Bernard Rose’s 1992 film Candyman, freely adapted from a Clive Barker short story, is the tale of a white academic who inadvertently summons a murderous ghost, textually a manifestation of racial violence against Black men, but simultaneously a commentary on the fear of their sexuality and the commodification of Black trauma by white artists — a trauma that has been, essentially, gentrified. It’s thorny and complicated and maybe a little dated, but it’s also lush and romantic and gory and genuinely frightening in its horrific images, specifically of the title character, Tony Todd’s hook-handed, bee-infested phantasm. It’s a lot, and would seem the perfect choice for a remake (or sequel, or reimagining, or what have you). Horror films, of course, have always been excellent political vehicles, and politics of late — especially the politics of race in this country, to say the least — are certainly fertile ground. Unfortunately, Nia DaCosta’s newest iteration of Candyman (co-written by Get Out’s Jordan Peele) is ultimately incoherent, despite her excellent eye.

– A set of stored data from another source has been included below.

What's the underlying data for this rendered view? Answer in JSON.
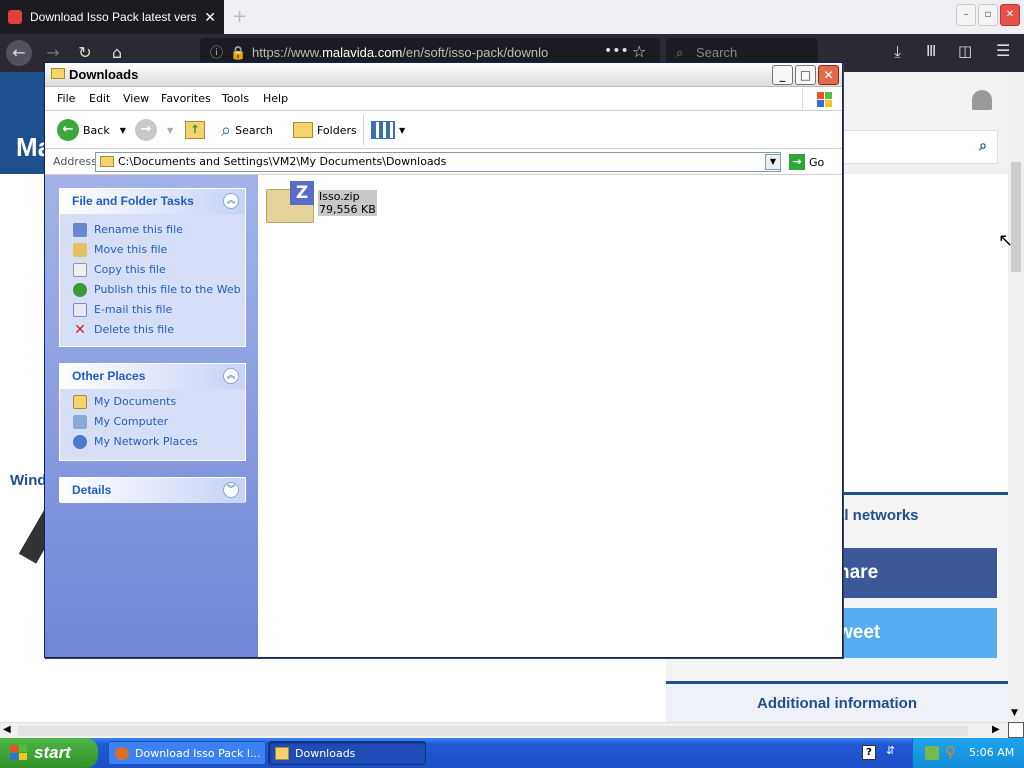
{
  "browser": {
    "tab_title": "Download Isso Pack latest version",
    "url_prefix": "https://www.",
    "url_domain": "malavida.com",
    "url_rest": "/en/soft/isso-pack/downlo",
    "search_placeholder": "Search"
  },
  "website": {
    "logo_text": "Ma",
    "side_text": "Wind",
    "social_title": "al networks",
    "share_label": "hare",
    "tweet_label": "weet",
    "additional_info": "Additional information",
    "colors": {
      "header": "#1e4f8f",
      "facebook": "#3b5998",
      "twitter": "#55acee"
    }
  },
  "explorer": {
    "title": "Downloads",
    "menu": [
      "File",
      "Edit",
      "View",
      "Favorites",
      "Tools",
      "Help"
    ],
    "toolbar": {
      "back": "Back",
      "search": "Search",
      "folders": "Folders"
    },
    "address_label": "Address",
    "address_value": "C:\\Documents and Settings\\VM2\\My Documents\\Downloads",
    "go_label": "Go",
    "file_tasks": {
      "title": "File and Folder Tasks",
      "items": [
        {
          "label": "Rename this file",
          "icon": "rename-icon"
        },
        {
          "label": "Move this file",
          "icon": "move-icon"
        },
        {
          "label": "Copy this file",
          "icon": "copy-icon"
        },
        {
          "label": "Publish this file to the Web",
          "icon": "globe-icon"
        },
        {
          "label": "E-mail this file",
          "icon": "email-icon"
        },
        {
          "label": "Delete this file",
          "icon": "delete-icon"
        }
      ]
    },
    "other_places": {
      "title": "Other Places",
      "items": [
        {
          "label": "My Documents",
          "icon": "my-documents-icon"
        },
        {
          "label": "My Computer",
          "icon": "my-computer-icon"
        },
        {
          "label": "My Network Places",
          "icon": "network-places-icon"
        }
      ]
    },
    "details": {
      "title": "Details"
    },
    "file": {
      "name": "Isso.zip",
      "size": "79,556 KB",
      "icon": "zip-archive-icon"
    }
  },
  "taskbar": {
    "start_label": "start",
    "tasks": [
      {
        "label": "Download Isso Pack l...",
        "icon": "firefox-icon",
        "active": false
      },
      {
        "label": "Downloads",
        "icon": "folder-icon",
        "active": true
      }
    ],
    "clock": "5:06 AM"
  }
}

Chicago’s Cabrini Green, the original’s setting, has itself been gentrified, and now is full of expensive condos populated by ambitious millennials, like artist Anthony (Yahya Abdul-Mateen II) and his girlfriend/manager Brianna (Teyonah Parris). Anthony hasn’t produced a piece in a few years, and when he hears about the tale of Helen Lyle (the original’s interloping academic, consumed by a fire and blamed for Candyman’s murders), he becomes obsessed, tracking down former residents of the projects who seem to have their own versions of the Candyman legend. All of which, of course, include the detail that in order to summon this particular boogeyman, you must say his name into the mirror five times. Guess what Anthony does next.
This Candyman is a more direct representation of Black anger and an indictment of racial violence (especially by law enforcement). The folkloric aspect of the character and concept has been somewhat reconfigured to be a reminder of both the frequency and tragedy of that continued assault; it’s certainly no coincidence that the characters repeatedly intone, “Say his name.” But this is at once both too pat and pedantic and too plainly incoherent, with Candyman’s victims primarily being dismissive white critics. Where the original made its protagonist complicit in — even aroused by — the destruction that followed her, this Candyman is framed as a justified vengeance, even while it pays extremely didactic lip service (literally, in the form of multiple monologues) to the aforementioned issues of gentrification, redlining, white privilege, and their attendant poverty and violence. Candyman contorts itself to fit its virtuous but ultimately shallow politics, as if the audience might not get it if it’s not spelled out. Worse, it makes sure its dead all have it coming.
And yet, the film isn’t without its genuine frights. DaCosta barely lets a single scene by without one or two truly arresting images: a gout of blood pouring onto bathroom tile peered at from beneath a stall door; the maze-like patter of blue painter’s tape on Anthony’s studio floor; an invisible hook shredding a projector screen filled with images of cowering children. She would have absolutely slayed a more coherent, less expository, less anxious to be accepted story. Her powers are hardly wasted here — she entirely elevates the material with her confident direction — but she’s unfortunately only able to make merely gorgeous and weird what is also intrinsically disorganized and overstuffed.